Perhaps she'd become a rich lush, like so many older females in similar situations after their children left, their purpose obscured by years of subservience and little chance left to forge their own identities. The thought stung and a misplaced laugh slipped from her lips.
She wasn't old. She was the age of any college graduate, minus several rites of passage and the luxury of a degree. But she had other luxuries and complaining only made her feel like a spoiled ingrate.
"Don't be a pathetic martyr." She slouched in the large leather desk chair. "One day you'll matter as much as the rest of them."
"Isadora?"
Her shoulders knotted with a spike of surprise. Her eyes widened, but no one was there. "Hello?" How strong is this scotch?
"Where are you?" the masculine voice called from the hall.
She dropped her hands beneath the surface of the desk, hiding the bottle in her lap. Her face heated, as she feared someone might have overheard her talking to herself like a first class lunatic.
Clearing her throat, she calmly answered, "I'm in the study."
The door creaked as Sawyer Bishop, her father's colleague and long- time family friend, gazed into the room.
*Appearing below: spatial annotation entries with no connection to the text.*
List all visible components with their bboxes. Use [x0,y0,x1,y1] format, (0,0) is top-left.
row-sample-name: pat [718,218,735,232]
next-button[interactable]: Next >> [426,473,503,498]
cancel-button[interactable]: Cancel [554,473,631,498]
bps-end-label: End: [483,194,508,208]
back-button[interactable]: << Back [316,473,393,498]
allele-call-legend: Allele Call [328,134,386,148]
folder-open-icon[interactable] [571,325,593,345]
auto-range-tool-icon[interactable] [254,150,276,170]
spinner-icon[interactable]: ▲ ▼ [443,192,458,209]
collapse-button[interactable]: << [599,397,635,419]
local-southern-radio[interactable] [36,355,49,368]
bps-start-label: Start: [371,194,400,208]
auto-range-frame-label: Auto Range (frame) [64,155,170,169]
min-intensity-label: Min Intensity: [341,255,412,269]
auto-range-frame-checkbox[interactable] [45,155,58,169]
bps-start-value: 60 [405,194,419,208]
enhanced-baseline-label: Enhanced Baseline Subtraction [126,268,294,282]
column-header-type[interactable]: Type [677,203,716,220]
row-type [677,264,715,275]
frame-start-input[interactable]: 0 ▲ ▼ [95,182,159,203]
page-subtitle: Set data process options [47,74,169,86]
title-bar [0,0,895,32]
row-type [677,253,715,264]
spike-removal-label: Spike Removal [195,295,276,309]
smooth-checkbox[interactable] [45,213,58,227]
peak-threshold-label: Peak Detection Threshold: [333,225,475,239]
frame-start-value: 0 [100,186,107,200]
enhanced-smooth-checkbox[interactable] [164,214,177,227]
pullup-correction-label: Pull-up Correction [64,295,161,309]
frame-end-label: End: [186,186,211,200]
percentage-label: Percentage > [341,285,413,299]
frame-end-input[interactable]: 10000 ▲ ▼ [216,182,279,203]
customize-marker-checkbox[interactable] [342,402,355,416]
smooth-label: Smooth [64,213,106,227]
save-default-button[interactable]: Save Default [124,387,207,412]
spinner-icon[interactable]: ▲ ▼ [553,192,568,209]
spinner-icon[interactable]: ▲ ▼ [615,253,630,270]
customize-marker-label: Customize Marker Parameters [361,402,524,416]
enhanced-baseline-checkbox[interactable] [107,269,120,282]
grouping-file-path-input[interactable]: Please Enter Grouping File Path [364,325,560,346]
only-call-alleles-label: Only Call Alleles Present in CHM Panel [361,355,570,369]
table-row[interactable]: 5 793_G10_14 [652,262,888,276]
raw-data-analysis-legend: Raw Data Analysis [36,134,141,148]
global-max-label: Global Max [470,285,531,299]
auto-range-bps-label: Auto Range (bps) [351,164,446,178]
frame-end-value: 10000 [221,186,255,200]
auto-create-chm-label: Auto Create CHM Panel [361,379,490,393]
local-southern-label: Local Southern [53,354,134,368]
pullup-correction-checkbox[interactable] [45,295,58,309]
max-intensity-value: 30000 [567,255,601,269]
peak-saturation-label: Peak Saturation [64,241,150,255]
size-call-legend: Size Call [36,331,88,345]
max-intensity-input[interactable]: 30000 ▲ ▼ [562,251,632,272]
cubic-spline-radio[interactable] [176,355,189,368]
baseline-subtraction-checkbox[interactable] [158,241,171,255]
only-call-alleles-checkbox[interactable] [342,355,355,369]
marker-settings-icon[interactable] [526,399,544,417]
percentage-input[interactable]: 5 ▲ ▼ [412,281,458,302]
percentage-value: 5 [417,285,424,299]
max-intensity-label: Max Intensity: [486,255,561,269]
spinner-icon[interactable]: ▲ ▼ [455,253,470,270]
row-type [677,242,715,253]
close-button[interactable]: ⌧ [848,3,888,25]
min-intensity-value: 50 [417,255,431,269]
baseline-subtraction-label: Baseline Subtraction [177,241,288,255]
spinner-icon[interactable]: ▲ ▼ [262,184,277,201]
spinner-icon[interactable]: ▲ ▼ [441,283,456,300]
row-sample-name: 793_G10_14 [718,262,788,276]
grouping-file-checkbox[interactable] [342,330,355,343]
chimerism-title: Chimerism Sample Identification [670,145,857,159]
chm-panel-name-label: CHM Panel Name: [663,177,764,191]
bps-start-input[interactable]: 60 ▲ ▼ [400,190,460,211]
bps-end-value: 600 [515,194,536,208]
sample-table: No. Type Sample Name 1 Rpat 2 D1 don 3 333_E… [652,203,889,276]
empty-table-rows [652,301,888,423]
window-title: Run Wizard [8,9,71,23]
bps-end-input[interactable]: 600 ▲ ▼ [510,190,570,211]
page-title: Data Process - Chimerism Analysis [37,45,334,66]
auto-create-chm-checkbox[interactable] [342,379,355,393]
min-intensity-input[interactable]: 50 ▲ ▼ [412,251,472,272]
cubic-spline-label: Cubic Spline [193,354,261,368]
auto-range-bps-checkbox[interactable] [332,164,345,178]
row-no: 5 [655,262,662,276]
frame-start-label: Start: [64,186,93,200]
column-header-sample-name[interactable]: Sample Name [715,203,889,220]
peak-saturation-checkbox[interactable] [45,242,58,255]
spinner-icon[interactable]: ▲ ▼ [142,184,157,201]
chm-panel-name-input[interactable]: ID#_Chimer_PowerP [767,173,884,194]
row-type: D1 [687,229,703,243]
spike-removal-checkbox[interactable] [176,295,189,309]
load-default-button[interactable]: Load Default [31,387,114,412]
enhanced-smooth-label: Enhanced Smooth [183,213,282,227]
His eyes rested on her for only a moment, before searching the shadows.
"Are you alone? I thought I heard you talking to someone."
Her face flushed with another flood of heat as she reached for the small accent lamp poised on the corner of the desk. A dull amber glow revealed dust over the unused surface.
"No, it
's just me. Antoinette went to the hotel for dinner with Shamus Callahan."